Wednesday, August 24, 2005

the rise and fall of the american empire

A friend of mine from my biweekly D&D sessions sent me a lengthy piece from CTheory that analyzes political, social and economic trends in the United States today, and looks ahead to the next fifty years. It's a fascinating essay, but I have to admit that I'm not entirely sure what to make of it either. It's fairly lengthy and not as readable as one would wish for something this complex. I definitely see the power to what the author is saying, though, on several points:
  • America has become a nation of consumers rather than producers. Our industry has been outsourced to other countries, and many "American" businesses are, more truthfully, multinational companies with assets so widely scattered it's hardly fair to say that they're American in the sense that originally would have meant. Our factories are in Mexico and China, our tech support comes from India, and plenty of other intellectual services, such as architecture, have been outsourced to places like Egypt, where the knowledge comes more cheaply than from a place here in the U.S.; and even our food is grown all over the world. It makes shareholders happy when the bottom line is blacker, but it makes us progressively less capable to provide for ourselves. As fuel costs continue to soar, we can expect the price of the goods we consume to rise also, and we'll have little alternative,since we've shut down our factories, developed our farms, and outsourced everything else.

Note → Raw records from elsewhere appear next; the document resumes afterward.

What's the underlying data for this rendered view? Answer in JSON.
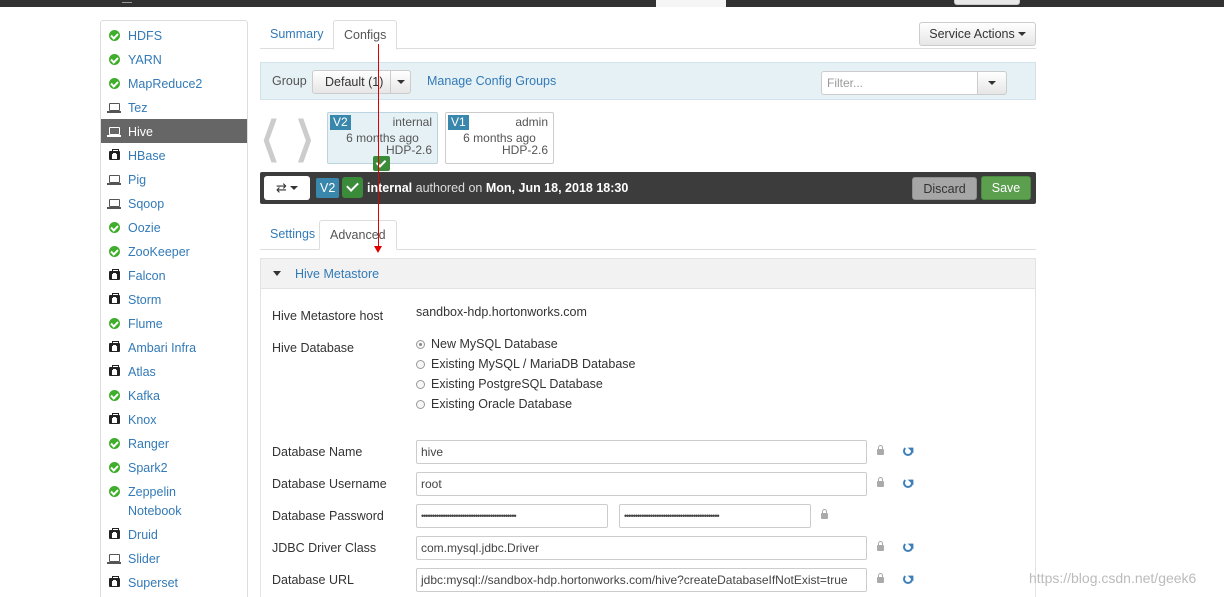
{
  "sidebar": {
    "items": [
      {
        "label": "HDFS",
        "icon": "check-icon"
      },
      {
        "label": "YARN",
        "icon": "check-icon"
      },
      {
        "label": "MapReduce2",
        "icon": "check-icon"
      },
      {
        "label": "Tez",
        "icon": "laptop-icon"
      },
      {
        "label": "Hive",
        "icon": "laptop-icon"
      },
      {
        "label": "HBase",
        "icon": "medkit-icon"
      },
      {
        "label": "Pig",
        "icon": "laptop-icon"
      },
      {
        "label": "Sqoop",
        "icon": "laptop-icon"
      },
      {
        "label": "Oozie",
        "icon": "check-icon"
      },
      {
        "label": "ZooKeeper",
        "icon": "check-icon"
      },
      {
        "label": "Falcon",
        "icon": "medkit-icon"
      },
      {
        "label": "Storm",
        "icon": "medkit-icon"
      },
      {
        "label": "Flume",
        "icon": "check-icon"
      },
      {
        "label": "Ambari Infra",
        "icon": "medkit-icon"
      },
      {
        "label": "Atlas",
        "icon": "medkit-icon"
      },
      {
        "label": "Kafka",
        "icon": "check-icon"
      },
      {
        "label": "Knox",
        "icon": "medkit-icon"
      },
      {
        "label": "Ranger",
        "icon": "check-icon"
      },
      {
        "label": "Spark2",
        "icon": "check-icon"
      },
      {
        "label": "Zeppelin Notebook",
        "icon": "check-icon"
      },
      {
        "label": "Druid",
        "icon": "medkit-icon"
      },
      {
        "label": "Slider",
        "icon": "laptop-icon"
      },
      {
        "label": "Superset",
        "icon": "medkit-icon"
      }
    ],
    "active": "Hive"
  },
  "tabs": {
    "summary": "Summary",
    "configs": "Configs"
  },
  "service_actions": "Service Actions",
  "config_bar": {
    "group_label": "Group",
    "group_value": "Default (1)",
    "manage_link": "Manage Config Groups",
    "filter_placeholder": "Filter..."
  },
  "versions": [
    {
      "badge": "V2",
      "user": "internal",
      "ago": "6 months ago",
      "stack": "HDP-2.6"
    },
    {
      "badge": "V1",
      "user": "admin",
      "ago": "6 months ago",
      "stack": "HDP-2.6"
    }
  ],
  "version_bar": {
    "badge": "V2",
    "author": "internal",
    "authored_on": "authored on",
    "date": "Mon, Jun 18, 2018 18:30",
    "discard": "Discard",
    "save": "Save"
  },
  "subtabs": {
    "settings": "Settings",
    "advanced": "Advanced"
  },
  "section": {
    "title": "Hive Metastore",
    "metastore_host_label": "Hive Metastore host",
    "metastore_host_value": "sandbox-hdp.hortonworks.com",
    "database_label": "Hive Database",
    "database_options": [
      "New MySQL Database",
      "Existing MySQL / MariaDB Database",
      "Existing PostgreSQL Database",
      "Existing Oracle Database"
    ],
    "database_selected": "New MySQL Database",
    "db_name_label": "Database Name",
    "db_name_value": "hive",
    "db_user_label": "Database Username",
    "db_user_value": "root",
    "db_password_label": "Database Password",
    "db_password_value": "••••••••••••••••••••••••••••••••••••••••••••",
    "db_password_confirm": "••••••••••••••••••••••••••••••••••••••••••••",
    "jdbc_class_label": "JDBC Driver Class",
    "jdbc_class_value": "com.mysql.jdbc.Driver",
    "db_url_label": "Database URL",
    "db_url_value": "jdbc:mysql://sandbox-hdp.hortonworks.com/hive?createDatabaseIfNotExist=true"
  },
  "watermark": "https://blog.csdn.net/geek6"
}
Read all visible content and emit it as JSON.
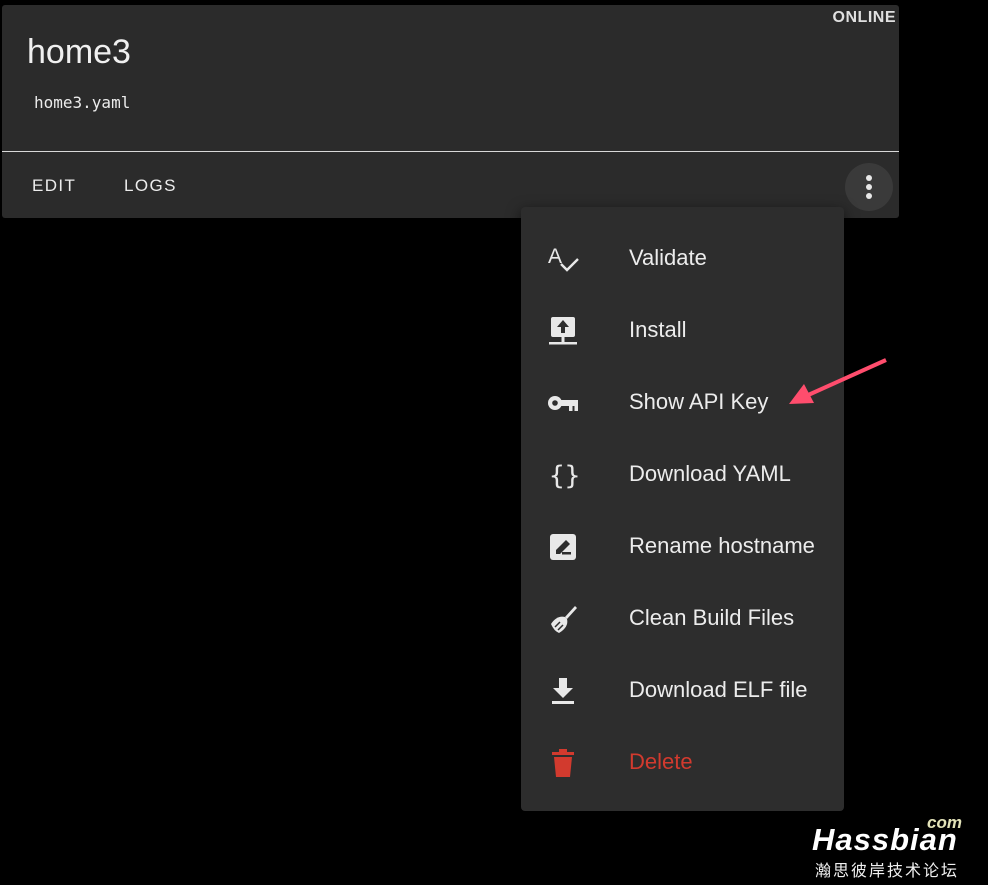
{
  "card": {
    "title": "home3",
    "file": "home3.yaml",
    "status": "ONLINE",
    "actions": {
      "edit": "EDIT",
      "logs": "LOGS"
    }
  },
  "menu": {
    "items": [
      {
        "label": "Validate",
        "icon": "validate-icon"
      },
      {
        "label": "Install",
        "icon": "install-upload-icon"
      },
      {
        "label": "Show API Key",
        "icon": "key-icon"
      },
      {
        "label": "Download YAML",
        "icon": "code-braces-icon"
      },
      {
        "label": "Rename hostname",
        "icon": "rename-icon"
      },
      {
        "label": "Clean Build Files",
        "icon": "broom-icon"
      },
      {
        "label": "Download ELF file",
        "icon": "download-icon"
      },
      {
        "label": "Delete",
        "icon": "delete-icon"
      }
    ]
  },
  "watermark": {
    "com": "com",
    "brand": "Hassbian",
    "subtitle": "瀚思彼岸技术论坛"
  },
  "colors": {
    "danger": "#d23a2e",
    "annotation_arrow": "#ff4d6d",
    "card": "#2b2b2b",
    "menu": "#2d2d2d"
  }
}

  • Our economy is riding an inflated bubble, and we're probably facing another Depression in the next ten years. Savings reached zero percent this year, and people are borrowing like crazy to get everything. It's a "standard of living" issue, but our standard of living is preposterous, with the things we "need." The writer notes -- and I agree -- that we've inverted the Protestant work ethic that made our nation what it is (or was). Instead of working hard with a delayed gratification, we've opted for a model of instant gratification where we get what we want now, even if we don't need it, and spend the next twenty or thirty years working our way out of debt. We do this not just with houses, but with cars, education, appliances, entertainment and pretty much everything else we buy. That's unsound economics, as anyone who remembers Black Friday in 1987 will attest.

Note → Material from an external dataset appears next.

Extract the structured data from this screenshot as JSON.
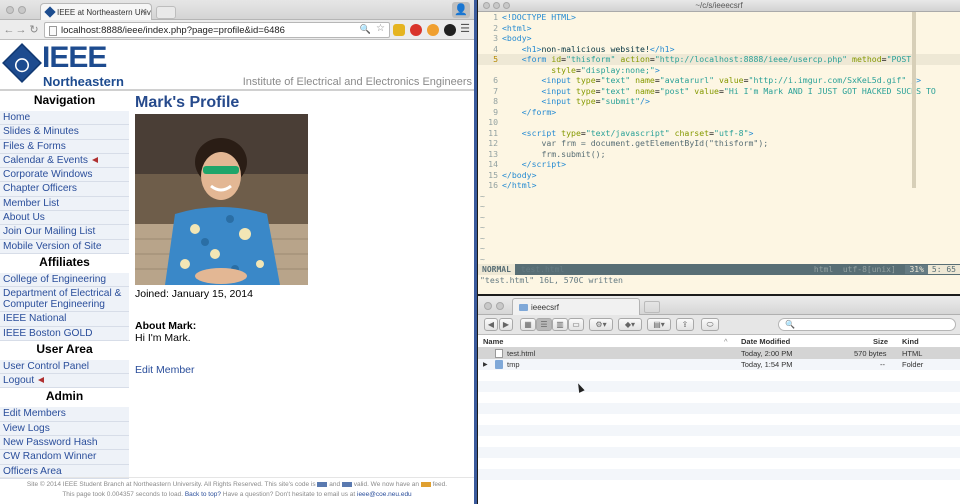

  • We're ignoramuses of our own history and culture. I actually thought this was an interesting stament in the piece you sent, since the author makes the point that our pop culture is recycling itself, with remakes of old TV shows, movies and TV shows as movies, a la "Dukes of Hazard." Part of this is the dimming of the American mind, to be sure, but it also hearkens back to the lost tradition of storytelling, where people would retell familiar stories from one generation to the next. What I gleaned from this point was that our new mass storytelling isn't connecting to our cultural heritage -- our history, Shakespeare, antiquity, the Bible -- it's connecting to recent stuff instead, and most of it fairly lightweight, like superhero movies or "Dukes of Hazzard." Rather than wrestling with the deep and troubling stories told by Shakespeare, Victor Hugo or Moses, we're going for the simple-minded morality tales of Batman fighting the Scarecrow, and the Duke boys getting the upper hand on Roscoe P. Coaltrain.
I'd have to say that I think a lot of the analysis here is dead-on, and it makes me think of a line from Alex Ross' "Uncle Sam" comic with Vertigo a few years back. Brittania, talking to Sam, recalls when she fell from glory and then adds: "Of course, when you fall, it's going to make what I went through look like a bloody cricket match."

And as the writer interprets from current events, it's not that the United States is going to fall. We've already started to topple.